LCN1 shares three sequence motifs with cystatins which enables LCN1 to act in a similar manner to cystatins as a cysteine proteinase inhibitor. These domains have specifically been shown to bind Papain.

LCN1 also plays a role in stabilizing the lipid layer of the tear film, though the details of this are not yet well understood.

== History ==

Lipocalin-1 was initially thought to be produced exclusively by exocrine glands but has also been found in corticotrophs of the pituitary gland.

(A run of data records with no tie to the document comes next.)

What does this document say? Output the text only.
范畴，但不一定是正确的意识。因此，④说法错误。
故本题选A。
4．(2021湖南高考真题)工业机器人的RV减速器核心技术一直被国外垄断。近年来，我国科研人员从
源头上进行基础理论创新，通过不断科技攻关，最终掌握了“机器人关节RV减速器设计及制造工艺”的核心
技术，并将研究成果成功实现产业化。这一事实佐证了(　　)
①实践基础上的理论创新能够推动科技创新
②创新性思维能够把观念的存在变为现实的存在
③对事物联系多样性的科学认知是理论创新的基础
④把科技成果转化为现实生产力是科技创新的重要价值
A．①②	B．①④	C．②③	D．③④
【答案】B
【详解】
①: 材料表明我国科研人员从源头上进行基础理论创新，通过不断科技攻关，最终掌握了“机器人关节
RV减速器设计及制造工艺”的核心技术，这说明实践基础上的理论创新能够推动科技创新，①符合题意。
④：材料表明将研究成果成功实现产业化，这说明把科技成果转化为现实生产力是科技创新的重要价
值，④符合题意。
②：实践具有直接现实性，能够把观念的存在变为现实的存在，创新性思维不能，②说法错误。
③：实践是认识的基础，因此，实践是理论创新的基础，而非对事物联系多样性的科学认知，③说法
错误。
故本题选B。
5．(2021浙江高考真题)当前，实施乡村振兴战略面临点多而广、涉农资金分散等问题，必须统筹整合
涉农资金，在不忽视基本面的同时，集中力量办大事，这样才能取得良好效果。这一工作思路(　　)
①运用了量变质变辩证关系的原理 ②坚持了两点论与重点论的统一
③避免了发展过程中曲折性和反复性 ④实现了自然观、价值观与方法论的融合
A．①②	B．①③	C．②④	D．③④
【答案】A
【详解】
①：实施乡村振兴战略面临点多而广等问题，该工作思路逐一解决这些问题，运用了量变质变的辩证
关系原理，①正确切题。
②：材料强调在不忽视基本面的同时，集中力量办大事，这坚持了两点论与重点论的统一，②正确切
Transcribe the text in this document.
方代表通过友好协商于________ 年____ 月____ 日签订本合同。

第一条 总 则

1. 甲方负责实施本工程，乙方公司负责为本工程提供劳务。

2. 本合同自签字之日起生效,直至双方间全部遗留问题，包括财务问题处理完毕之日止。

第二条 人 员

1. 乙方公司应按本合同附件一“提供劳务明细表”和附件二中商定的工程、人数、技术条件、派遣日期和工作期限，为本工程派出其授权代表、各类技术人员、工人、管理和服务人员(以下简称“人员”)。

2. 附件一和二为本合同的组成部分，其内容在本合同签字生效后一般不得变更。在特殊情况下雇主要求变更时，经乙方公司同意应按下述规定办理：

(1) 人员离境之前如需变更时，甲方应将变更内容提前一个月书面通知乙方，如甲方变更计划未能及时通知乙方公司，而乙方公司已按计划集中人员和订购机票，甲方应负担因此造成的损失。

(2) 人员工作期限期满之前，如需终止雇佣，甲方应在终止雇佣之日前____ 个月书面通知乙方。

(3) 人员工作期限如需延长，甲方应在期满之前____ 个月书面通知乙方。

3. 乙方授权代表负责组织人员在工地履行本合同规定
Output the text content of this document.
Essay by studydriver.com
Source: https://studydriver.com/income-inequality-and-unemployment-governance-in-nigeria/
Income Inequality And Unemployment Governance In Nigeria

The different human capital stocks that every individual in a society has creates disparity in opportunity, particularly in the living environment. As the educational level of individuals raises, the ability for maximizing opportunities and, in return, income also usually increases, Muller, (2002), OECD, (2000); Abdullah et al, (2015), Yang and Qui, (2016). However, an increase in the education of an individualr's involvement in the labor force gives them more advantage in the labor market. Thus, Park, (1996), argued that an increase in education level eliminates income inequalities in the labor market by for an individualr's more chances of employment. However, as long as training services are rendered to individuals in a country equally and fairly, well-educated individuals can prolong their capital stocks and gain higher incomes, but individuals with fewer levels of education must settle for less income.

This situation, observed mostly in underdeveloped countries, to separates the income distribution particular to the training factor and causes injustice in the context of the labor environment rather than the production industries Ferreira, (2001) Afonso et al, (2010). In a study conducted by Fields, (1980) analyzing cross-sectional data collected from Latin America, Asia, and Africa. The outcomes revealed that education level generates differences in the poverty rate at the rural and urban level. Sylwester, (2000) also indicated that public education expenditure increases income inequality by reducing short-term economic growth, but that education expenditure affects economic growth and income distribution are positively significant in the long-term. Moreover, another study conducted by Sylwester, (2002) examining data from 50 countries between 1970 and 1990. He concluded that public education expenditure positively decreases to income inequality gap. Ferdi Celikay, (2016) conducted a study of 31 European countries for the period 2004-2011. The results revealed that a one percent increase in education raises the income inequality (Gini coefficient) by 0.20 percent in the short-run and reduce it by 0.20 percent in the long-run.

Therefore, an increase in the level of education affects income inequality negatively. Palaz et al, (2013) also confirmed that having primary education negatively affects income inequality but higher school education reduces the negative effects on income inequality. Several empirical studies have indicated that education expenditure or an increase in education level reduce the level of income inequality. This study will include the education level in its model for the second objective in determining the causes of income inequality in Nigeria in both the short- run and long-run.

Alternate Names: Human Tear Prealbumin, Tear Lipocalin, von Ebner’s Gland Protein

== Clinical ==

When a cell is under stress, due to inflammation, infection, or otherwise, it will produce elevated levels of lipocalin-1 (LCN1). This makes it a potential noninvasive biomarker for various diseases. This potential has been shown in a study of IVF blastocysts, where elevated levels of LCN1 indicated aneuploidy in the blastocyst.